The second semester holds even more big names and performances for the orchestra.

"We are going to do the American premiere of a very important piece that [Arturo Marquez] wrote, a cantata called 'Dreams,'" said Averbach.

The piece will integrate both the orchestra and the choir to create a performance in which lyrics are pieces of famous speeches, beginning with Dr.

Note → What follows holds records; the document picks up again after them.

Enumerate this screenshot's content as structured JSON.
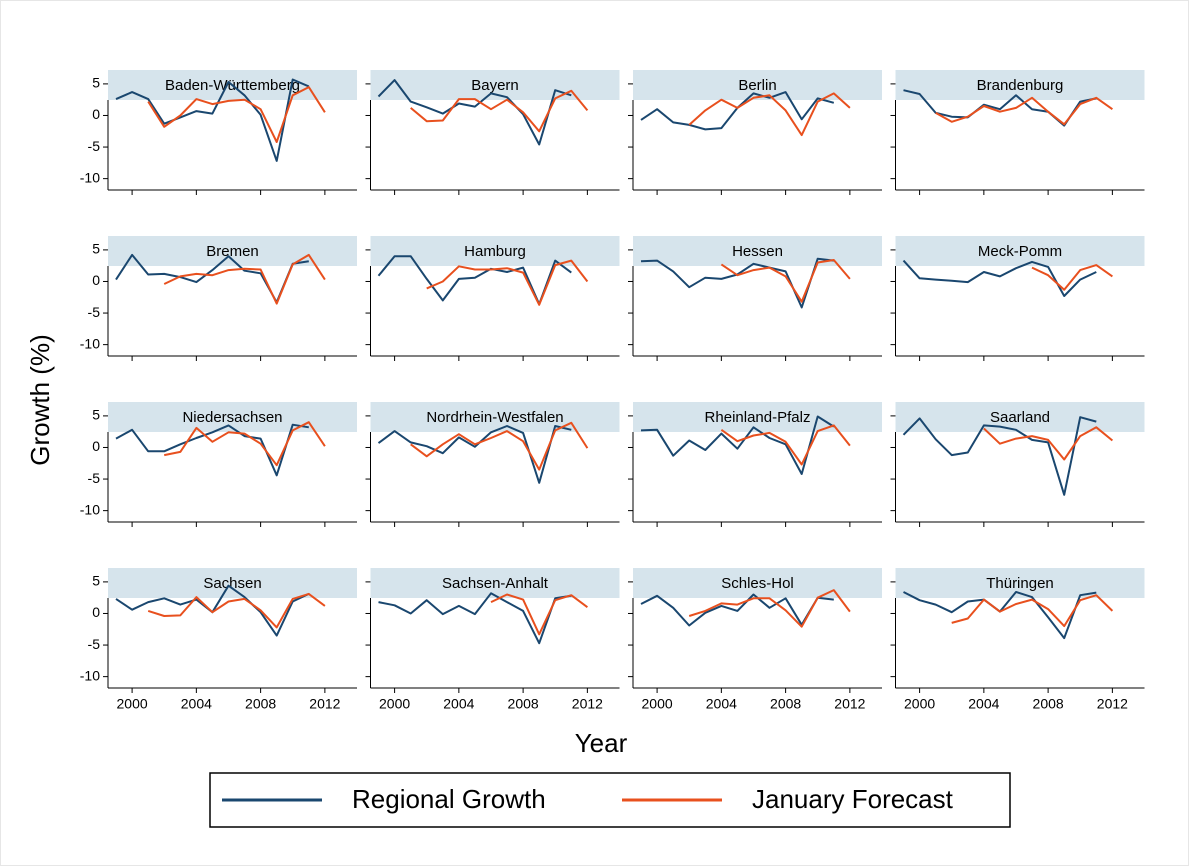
{
  "chart_data": {
    "type": "line",
    "x_label": "Year",
    "y_label": "Growth (%)",
    "x": [
      1999,
      2000,
      2001,
      2002,
      2003,
      2004,
      2005,
      2006,
      2007,
      2008,
      2009,
      2010,
      2011,
      2012
    ],
    "xlim": [
      1998.5,
      2014
    ],
    "xticks": [
      2000,
      2004,
      2008,
      2012
    ],
    "ylim": [
      -11.8,
      7.2
    ],
    "yticks": [
      5,
      0,
      -5,
      -10
    ],
    "series": [
      {
        "name": "Regional Growth",
        "color": "#1a476f"
      },
      {
        "name": "January Forecast",
        "color": "#e8501e"
      }
    ],
    "panels": [
      {
        "title": "Baden-Württemberg",
        "series": [
          {
            "values": [
              2.6,
              3.7,
              2.6,
              -1.3,
              -0.3,
              0.7,
              0.3,
              5.3,
              3.2,
              0.1,
              -7.2,
              5.7,
              4.6,
              null
            ]
          },
          {
            "values": [
              null,
              null,
              2.2,
              -1.8,
              0.0,
              2.6,
              1.8,
              2.3,
              2.5,
              1.0,
              -4.2,
              3.2,
              4.5,
              0.5
            ]
          }
        ]
      },
      {
        "title": "Bayern",
        "series": [
          {
            "values": [
              3.0,
              5.6,
              2.2,
              1.3,
              0.3,
              1.9,
              1.4,
              3.5,
              2.9,
              0.2,
              -4.6,
              4.0,
              3.2,
              null
            ]
          },
          {
            "values": [
              null,
              null,
              1.2,
              -0.9,
              -0.8,
              2.6,
              2.6,
              1.0,
              2.5,
              0.5,
              -2.5,
              2.7,
              3.9,
              0.8
            ]
          }
        ]
      },
      {
        "title": "Berlin",
        "series": [
          {
            "values": [
              -0.7,
              1.0,
              -1.1,
              -1.5,
              -2.2,
              -2.0,
              1.2,
              3.5,
              2.8,
              3.7,
              -0.6,
              2.7,
              2.0,
              null
            ]
          },
          {
            "values": [
              null,
              null,
              null,
              -1.5,
              0.8,
              2.5,
              1.2,
              2.8,
              3.2,
              0.8,
              -3.1,
              2.2,
              3.5,
              1.2
            ]
          }
        ]
      },
      {
        "title": "Brandenburg",
        "series": [
          {
            "values": [
              4.0,
              3.4,
              0.4,
              -0.2,
              -0.3,
              1.7,
              1.0,
              3.2,
              1.0,
              0.6,
              -1.6,
              2.2,
              2.7,
              null
            ]
          },
          {
            "values": [
              null,
              null,
              0.4,
              -1.0,
              -0.2,
              1.5,
              0.6,
              1.2,
              2.8,
              0.6,
              -1.4,
              1.8,
              2.8,
              1.0
            ]
          }
        ]
      },
      {
        "title": "Bremen",
        "series": [
          {
            "values": [
              0.3,
              4.2,
              1.1,
              1.2,
              0.7,
              -0.1,
              1.8,
              4.0,
              1.7,
              1.3,
              -3.3,
              2.8,
              3.2,
              null
            ]
          },
          {
            "values": [
              null,
              null,
              null,
              -0.4,
              0.8,
              1.2,
              1.0,
              1.8,
              2.0,
              1.9,
              -3.5,
              2.7,
              4.2,
              0.3
            ]
          }
        ]
      },
      {
        "title": "Hamburg",
        "series": [
          {
            "values": [
              0.9,
              4.0,
              4.0,
              0.4,
              -3.0,
              0.4,
              0.6,
              2.0,
              1.5,
              2.2,
              -3.6,
              3.3,
              1.4,
              null
            ]
          },
          {
            "values": [
              null,
              null,
              null,
              -1.1,
              0.0,
              2.4,
              1.9,
              1.9,
              2.1,
              1.4,
              -3.7,
              2.6,
              3.3,
              0.0
            ]
          }
        ]
      },
      {
        "title": "Hessen",
        "series": [
          {
            "values": [
              3.2,
              3.3,
              1.6,
              -0.9,
              0.6,
              0.4,
              1.1,
              2.8,
              2.2,
              1.6,
              -4.1,
              3.6,
              3.3,
              null
            ]
          },
          {
            "values": [
              null,
              null,
              null,
              null,
              null,
              2.7,
              1.0,
              1.8,
              2.2,
              0.8,
              -3.2,
              3.0,
              3.4,
              0.4
            ]
          }
        ]
      },
      {
        "title": "Meck-Pomm",
        "series": [
          {
            "values": [
              3.3,
              0.5,
              0.3,
              0.1,
              -0.1,
              1.5,
              0.8,
              2.1,
              3.1,
              2.3,
              -2.3,
              0.3,
              1.5,
              null
            ]
          },
          {
            "values": [
              null,
              null,
              null,
              null,
              null,
              null,
              null,
              null,
              2.2,
              1.0,
              -1.3,
              1.8,
              2.6,
              0.8
            ]
          }
        ]
      },
      {
        "title": "Niedersachsen",
        "series": [
          {
            "values": [
              1.4,
              2.8,
              -0.6,
              -0.6,
              0.5,
              1.5,
              2.4,
              3.5,
              1.8,
              1.4,
              -4.4,
              3.6,
              3.2,
              null
            ]
          },
          {
            "values": [
              null,
              null,
              null,
              -1.2,
              -0.7,
              3.1,
              0.9,
              2.4,
              2.2,
              0.6,
              -2.8,
              2.7,
              4.0,
              0.2
            ]
          }
        ]
      },
      {
        "title": "Nordrhein-Westfalen",
        "series": [
          {
            "values": [
              0.7,
              2.6,
              0.8,
              0.2,
              -0.9,
              1.6,
              0.1,
              2.4,
              3.4,
              2.3,
              -5.6,
              3.4,
              2.8,
              null
            ]
          },
          {
            "values": [
              null,
              null,
              0.5,
              -1.4,
              0.5,
              2.1,
              0.5,
              1.5,
              2.6,
              1.0,
              -3.5,
              2.7,
              3.9,
              -0.1
            ]
          }
        ]
      },
      {
        "title": "Rheinland-Pfalz",
        "series": [
          {
            "values": [
              2.7,
              2.8,
              -1.3,
              1.1,
              -0.4,
              2.2,
              -0.2,
              3.2,
              1.5,
              0.5,
              -4.2,
              4.9,
              3.3,
              null
            ]
          },
          {
            "values": [
              null,
              null,
              null,
              null,
              null,
              2.8,
              1.0,
              1.9,
              2.3,
              0.9,
              -2.7,
              2.6,
              3.5,
              0.3
            ]
          }
        ]
      },
      {
        "title": "Saarland",
        "series": [
          {
            "values": [
              2.0,
              4.6,
              1.3,
              -1.2,
              -0.8,
              3.5,
              3.3,
              2.8,
              1.2,
              0.8,
              -7.5,
              4.8,
              4.1,
              null
            ]
          },
          {
            "values": [
              null,
              null,
              null,
              null,
              null,
              3.0,
              0.6,
              1.4,
              1.8,
              1.2,
              -1.9,
              1.8,
              3.2,
              1.1
            ]
          }
        ]
      },
      {
        "title": "Sachsen",
        "series": [
          {
            "values": [
              2.3,
              0.6,
              1.8,
              2.4,
              1.4,
              2.2,
              0.2,
              4.4,
              2.6,
              0.2,
              -3.5,
              1.9,
              3.1,
              null
            ]
          },
          {
            "values": [
              null,
              null,
              0.4,
              -0.4,
              -0.3,
              2.6,
              0.2,
              1.9,
              2.3,
              0.5,
              -2.2,
              2.3,
              3.1,
              1.2
            ]
          }
        ]
      },
      {
        "title": "Sachsen-Anhalt",
        "series": [
          {
            "values": [
              1.8,
              1.3,
              0.0,
              2.1,
              -0.1,
              1.2,
              -0.1,
              3.2,
              1.8,
              0.4,
              -4.7,
              2.4,
              2.8,
              null
            ]
          },
          {
            "values": [
              null,
              null,
              null,
              null,
              null,
              null,
              null,
              1.8,
              3.0,
              2.2,
              -3.3,
              2.1,
              2.9,
              1.0
            ]
          }
        ]
      },
      {
        "title": "Schles-Hol",
        "series": [
          {
            "values": [
              1.5,
              2.8,
              0.9,
              -1.9,
              0.1,
              1.2,
              0.4,
              3.0,
              0.9,
              2.4,
              -1.8,
              2.5,
              2.2,
              null
            ]
          },
          {
            "values": [
              null,
              null,
              null,
              -0.4,
              0.4,
              1.6,
              1.4,
              2.4,
              2.4,
              0.5,
              -2.1,
              2.5,
              3.7,
              0.3
            ]
          }
        ]
      },
      {
        "title": "Thüringen",
        "series": [
          {
            "values": [
              3.4,
              2.1,
              1.4,
              0.2,
              1.9,
              2.2,
              0.3,
              3.4,
              2.6,
              -0.6,
              -3.9,
              2.9,
              3.3,
              null
            ]
          },
          {
            "values": [
              null,
              null,
              null,
              -1.5,
              -0.8,
              2.2,
              0.3,
              1.5,
              2.2,
              0.7,
              -2.0,
              2.1,
              2.9,
              0.4
            ]
          }
        ]
      }
    ]
  }
}
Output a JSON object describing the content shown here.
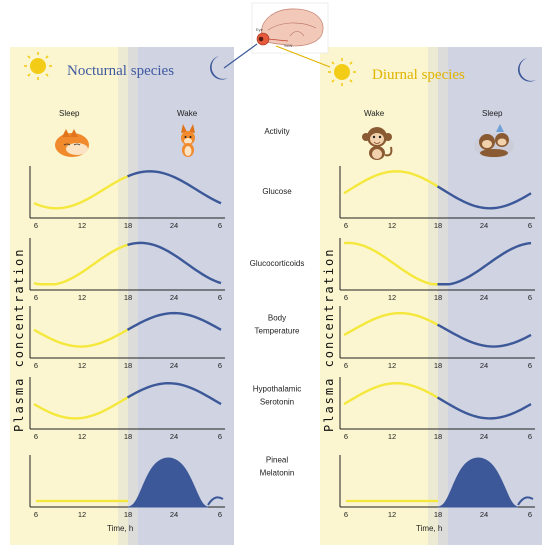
{
  "left_panel": {
    "title": "Nocturnal species",
    "sleep_label": "Sleep",
    "wake_label": "Wake",
    "time_label": "Time, h",
    "y_label": "Plasma concentration"
  },
  "right_panel": {
    "title": "Diurnal species",
    "wake_label": "Wake",
    "sleep_label": "Sleep",
    "time_label": "Time, h",
    "y_label": "Plasma concentration"
  },
  "ticks": [
    "6",
    "12",
    "18",
    "24",
    "6"
  ],
  "rows": [
    {
      "label": [
        "Activity"
      ]
    },
    {
      "label": [
        "Glucose"
      ]
    },
    {
      "label": [
        "Glucocorticoids"
      ]
    },
    {
      "label": [
        "Body",
        "Temperature"
      ]
    },
    {
      "label": [
        "Hypothalamic",
        "Serotonin"
      ]
    },
    {
      "label": [
        "Pineal",
        "Melatonin"
      ]
    }
  ],
  "brain_labels": {
    "eye": "Eye",
    "scn": "SCN"
  },
  "colors": {
    "day": "#f5e83c",
    "night": "#3c5898",
    "day_bg": "#fbf6cf",
    "night_bg": "#cfd3e2"
  },
  "icons": {
    "sun": "sun-icon",
    "moon": "crescent-moon-icon",
    "fox": "fox-icon",
    "monkey": "monkey-icon"
  }
}
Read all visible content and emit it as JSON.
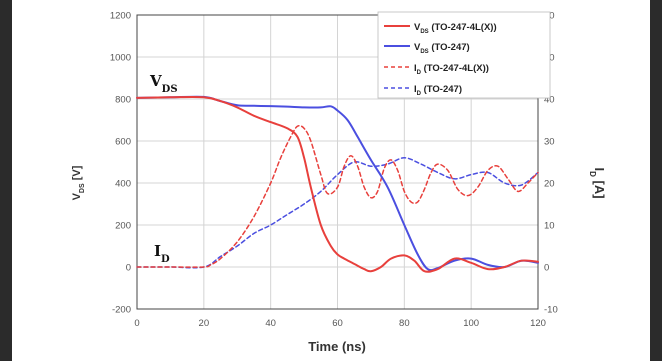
{
  "chart_data": {
    "type": "line",
    "xlabel": "Time (ns)",
    "ylabel_left": "V",
    "ylabel_left_sub": "DS",
    "ylabel_left_unit": " [V]",
    "ylabel_right": "I",
    "ylabel_right_sub": "D",
    "ylabel_right_unit": " [A]",
    "xlim": [
      0,
      120
    ],
    "ylim_left": [
      -200,
      1200
    ],
    "ylim_right": [
      -10,
      60
    ],
    "x_ticks": [
      "0",
      "20",
      "40",
      "60",
      "80",
      "100",
      "120"
    ],
    "y_left_ticks": [
      "-200",
      "0",
      "200",
      "400",
      "600",
      "800",
      "1000",
      "1200"
    ],
    "y_right_ticks": [
      "-10",
      "0",
      "10",
      "20",
      "30",
      "40",
      "50",
      "60"
    ],
    "annotations": [
      {
        "main": "V",
        "sub": "DS"
      },
      {
        "main": "I",
        "sub": "D"
      }
    ],
    "grid": true,
    "legend_position": "top-right",
    "series": [
      {
        "name_main": "V",
        "name_sub": "DS",
        "name_rest": " (TO-247-4L(X))",
        "axis": "left",
        "color": "#e8403c",
        "style": "solid",
        "x": [
          0,
          10,
          20,
          25,
          30,
          35,
          40,
          45,
          48,
          50,
          52,
          55,
          58,
          60,
          62,
          65,
          68,
          70,
          73,
          76,
          80,
          83,
          86,
          90,
          95,
          100,
          105,
          110,
          115,
          120
        ],
        "y": [
          805,
          808,
          808,
          790,
          760,
          720,
          690,
          660,
          620,
          520,
          380,
          200,
          100,
          60,
          40,
          15,
          -10,
          -20,
          0,
          40,
          55,
          30,
          -20,
          -10,
          40,
          20,
          -10,
          0,
          30,
          25
        ]
      },
      {
        "name_main": "V",
        "name_sub": "DS",
        "name_rest": " (TO-247)",
        "axis": "left",
        "color": "#4b4fe0",
        "style": "solid",
        "x": [
          0,
          10,
          20,
          25,
          30,
          35,
          40,
          45,
          50,
          55,
          58,
          60,
          63,
          66,
          70,
          75,
          80,
          84,
          87,
          90,
          95,
          100,
          105,
          110,
          115,
          120
        ],
        "y": [
          805,
          808,
          810,
          790,
          770,
          768,
          766,
          764,
          760,
          760,
          765,
          745,
          700,
          620,
          510,
          380,
          200,
          60,
          -10,
          -5,
          30,
          40,
          10,
          0,
          30,
          20
        ]
      },
      {
        "name_main": "I",
        "name_sub": "D",
        "name_rest": " (TO-247-4L(X))",
        "axis": "right",
        "color": "#e8403c",
        "style": "dashed",
        "x": [
          0,
          10,
          20,
          22,
          25,
          30,
          35,
          40,
          43,
          46,
          48,
          50,
          52,
          55,
          57,
          60,
          62,
          64,
          66,
          68,
          70,
          72,
          74,
          76,
          78,
          80,
          82,
          84,
          86,
          88,
          90,
          93,
          96,
          99,
          102,
          105,
          108,
          111,
          114,
          117,
          120
        ],
        "y": [
          0,
          0,
          0,
          0.5,
          2,
          6,
          12,
          20,
          26,
          31,
          33.5,
          33,
          30,
          22,
          17.5,
          19,
          24,
          26.5,
          24,
          19,
          16.5,
          18,
          23.5,
          25.5,
          23,
          18,
          15.5,
          15.5,
          18.5,
          22.5,
          24.5,
          23,
          18.5,
          17,
          19,
          23,
          24,
          21,
          18,
          20,
          22.5
        ]
      },
      {
        "name_main": "I",
        "name_sub": "D",
        "name_rest": " (TO-247)",
        "axis": "right",
        "color": "#4b4fe0",
        "style": "dashed",
        "x": [
          0,
          10,
          20,
          25,
          30,
          35,
          40,
          45,
          50,
          55,
          60,
          65,
          70,
          75,
          80,
          85,
          90,
          95,
          100,
          105,
          110,
          115,
          120
        ],
        "y": [
          0,
          0,
          0,
          2.5,
          5,
          8,
          10,
          12.5,
          15,
          18,
          22,
          25,
          24,
          24.5,
          26,
          24.5,
          22.5,
          21,
          22,
          22.5,
          20,
          19.5,
          22.5
        ]
      }
    ]
  }
}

Martin Luther King Jr.'s "I Have a Dream" speech.

In the same concert there will be a tribute to Malala Yousafzai, the youngest Nobel Prize laureate and Palestinian female education activist.

"I'm going to crown our centennial season, in our last performance, we are going to do a world premiere," said Averbach, "A Miami professor, Per Bloland, will, for the first time, write a composition specifically for the Miami Orchestra."

Approximately 40 percent of the Miami Orchestra is new to the company every year.

"It means that this a landmark event in our history, but at the same time it is a year like any other where we start from scratch, from zero," explained Averbach.

Senior Hayden McDougald, manager of the orchestra, isn't worried by this turnover.

"We have a lot of leadership, experienced players that take [new members] under their wing," he said. "They're going to pull it off and give a successful season."

"We are starting off the year with one of the greatest symphonies ever composed," said Flight. "And I'm looking forward to the rest of the season, which is full of amazing and inspirational compositions."